Most Alzheimer's research has focused on the accumulation of amyloid plaques and tau tangles. But these protein buildups alone don't explain the full story, and some treatments targeting plaques yield only modest benefit. In this study, the team took what's known as an "unsupervised" approach—an analysis that doesn't begin with assumptions about which proteins matter most—by examining brain tissue samples from nearly 200 individuals with and without Alzheimer's disease.
"This study took a broader view, examining how more than 12,000 proteins interact inside the brain," said co-senior author Junmin Peng, PhD, Member and Professor of Structural Biology and Developmental Neurobiology at St. Jude Children's Research Hospital. "Using state-of-the-art proteomics profiling technology, we quantified protein expression across the brain, enabling a comprehensive view of proteomic alterations and interactions in Alzheimer's."
Using advanced computational modeling, they built large-scale networks that mapped how these proteins interact and pinpointed where communication breaks down in disease, enabling identification of entire systems that go awry, rather than focusing on a single molecule. The most critical of these systems is glia-neuron communication, which lies right at the center of the proteomic networks of Alzheimer's. In healthy brains, neurons send and receive signals, while glial cells support and protect them. But in Alzheimer's, this balance appears to be lost: glial cells become overactive, neurons become less functional, and inflammation rises. This change was consistent across multiple independent datasets.
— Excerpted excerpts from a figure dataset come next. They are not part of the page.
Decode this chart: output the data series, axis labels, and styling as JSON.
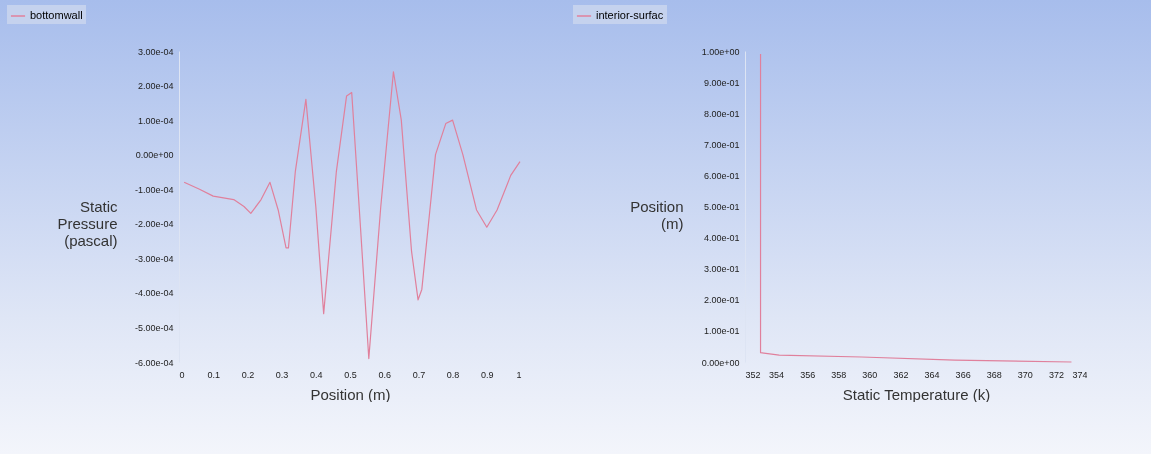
{
  "chart_data": [
    {
      "type": "line",
      "xlabel": "Position (m)",
      "ylabel": "Static Pressure (pascal)",
      "legend": "top left",
      "grid": false,
      "series": [
        {
          "name": "bottomwall",
          "color": "#e0809c",
          "x": [
            0.015,
            0.06,
            0.1,
            0.16,
            0.19,
            0.21,
            0.24,
            0.266,
            0.29,
            0.313,
            0.32,
            0.34,
            0.371,
            0.4,
            0.423,
            0.46,
            0.49,
            0.505,
            0.53,
            0.555,
            0.59,
            0.627,
            0.65,
            0.68,
            0.699,
            0.71,
            0.75,
            0.78,
            0.8,
            0.83,
            0.87,
            0.9,
            0.93,
            0.97,
            0.997
          ],
          "values": [
            -8e-05,
            -0.0001,
            -0.00012,
            -0.00013,
            -0.00015,
            -0.00017,
            -0.00013,
            -8e-05,
            -0.00016,
            -0.00027,
            -0.00027,
            -5e-05,
            0.00016,
            -0.00015,
            -0.00046,
            -5e-05,
            0.00017,
            0.00018,
            -0.0002,
            -0.00059,
            -0.00015,
            0.00024,
            0.0001,
            -0.00028,
            -0.00042,
            -0.00039,
            0.0,
            9e-05,
            0.0001,
            0.0,
            -0.00016,
            -0.00021,
            -0.00016,
            -6e-05,
            -2e-05
          ]
        }
      ],
      "xlim": [
        0,
        1
      ],
      "xticks": [
        0,
        0.1,
        0.2,
        0.3,
        0.4,
        0.5,
        0.6,
        0.7,
        0.8,
        0.9,
        1
      ],
      "ylim": [
        -0.0006,
        0.0003
      ],
      "yticks": [
        {
          "value": -0.0006,
          "label": "-6.00e-04"
        },
        {
          "value": -0.0005,
          "label": "-5.00e-04"
        },
        {
          "value": -0.0004,
          "label": "-4.00e-04"
        },
        {
          "value": -0.0003,
          "label": "-3.00e-04"
        },
        {
          "value": -0.0002,
          "label": "-2.00e-04"
        },
        {
          "value": -0.0001,
          "label": "-1.00e-04"
        },
        {
          "value": 0,
          "label": "0.00e+00"
        },
        {
          "value": 0.0001,
          "label": "1.00e-04"
        },
        {
          "value": 0.0002,
          "label": "2.00e-04"
        },
        {
          "value": 0.0003,
          "label": "3.00e-04"
        }
      ]
    },
    {
      "type": "line",
      "xlabel": "Static Temperature (k)",
      "ylabel": "Position (m)",
      "legend": "top left",
      "grid": false,
      "series": [
        {
          "name": "interior-surfac",
          "color": "#e0809c",
          "x": [
            353,
            353,
            354.2,
            359.5,
            365.5,
            373
          ],
          "values": [
            0.99,
            0.03,
            0.022,
            0.016,
            0.006,
            0
          ]
        }
      ],
      "xlim": [
        352,
        374
      ],
      "xticks": [
        352,
        354,
        356,
        358,
        360,
        362,
        364,
        366,
        368,
        370,
        372,
        374
      ],
      "ylim": [
        0,
        1
      ],
      "yticks": [
        {
          "value": 0,
          "label": "0.00e+00"
        },
        {
          "value": 0.1,
          "label": "1.00e-01"
        },
        {
          "value": 0.2,
          "label": "2.00e-01"
        },
        {
          "value": 0.3,
          "label": "3.00e-01"
        },
        {
          "value": 0.4,
          "label": "4.00e-01"
        },
        {
          "value": 0.5,
          "label": "5.00e-01"
        },
        {
          "value": 0.6,
          "label": "6.00e-01"
        },
        {
          "value": 0.7,
          "label": "7.00e-01"
        },
        {
          "value": 0.8,
          "label": "8.00e-01"
        },
        {
          "value": 0.9,
          "label": "9.00e-01"
        },
        {
          "value": 1,
          "label": "1.00e+00"
        }
      ]
    }
  ]
}
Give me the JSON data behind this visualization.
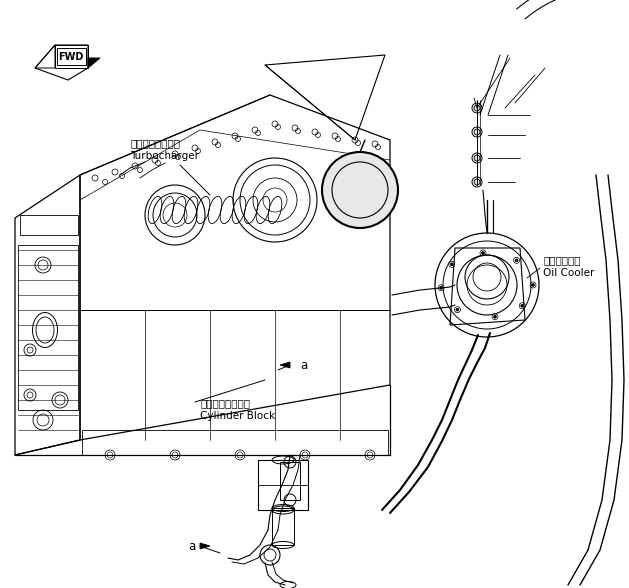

By analyzing how the proteomic networks shifted in Alzheimer's, the researchers identified a number of "key driver" proteins—molecules that seem to play outsized roles in triggering or accelerating the disease.
AHNAK, a protein found mostly in astrocytes, was one of the top-ranked drivers. The team found that AHNAK levels rise as Alzheimer's progresses and are associated with higher levels of toxic proteins in the brain, such as amyloid beta and tau. To test its impact, they used human brain cell models derived from stem cells. Reducing AHNAK in these cells led to a drop in tau levels and improved neuron function when co-cultured in the lab.
"These results suggest that AHNAK could be a promising therapeutic target," said co-senior author Dongming Cai, MD, PhD, Professor of Neurology and Director of the Grossman Center for Memory Research and Care at the University of Minnesota. "By lowering its activity, we saw both less toxicity and more neuronal activity, two encouraging signs that we may be able to restore healthier brain function."
While AHNAK is a strong candidate for future drug development, the research also provides a broader framework for understanding and treating Alzheimer's. The study identified more than 300 proteins that have rarely been studied in the context of the disease, offering new directions for research.
It also showed that different biological factors, like gender and genetic background, may influence how these protein networks behave. For instance, people with the APOE4 gene, a known genetic risk factor for Alzheimer's, showed distinct patterns of network disruption compared to those without the gene.
While more work is needed to study AHNAK and other key proteins in living systems, the comprehensive data from this study is publicly available to researchers worldwide, accelerating progress across the field.
"This study opens up a new way of thinking about Alzheimer's, not just as a buildup of toxic proteins, but as a breakdown in how brain cells talk to each other," Dr. Zhang added. "By understanding those conversations and where they go wrong, we can start to develop treatments that bring the system back into balance."
This work was supported in part by the National Institutes of Health (NIH)/National
Institute on Aging, grant numbers U01AG046170, RF1AG054014, RF1AG057440, R01AG057907, U01AG052411, RF1AG064909, R01AG068030, RF1AG074010, R01NS145483, R01AG085182, UH2AG083258, R01DA051191, R01AG063819, R01DE029322, R01AG062355, R21AI149013, R01AG062661, R01AG082362, and R01AG083941.
The paper is titled "Multiscale Proteomic Modeling Reveals Interacting Neuronal and Glial Protein Networks Driving Alzheimer's Disease Pathogenesis."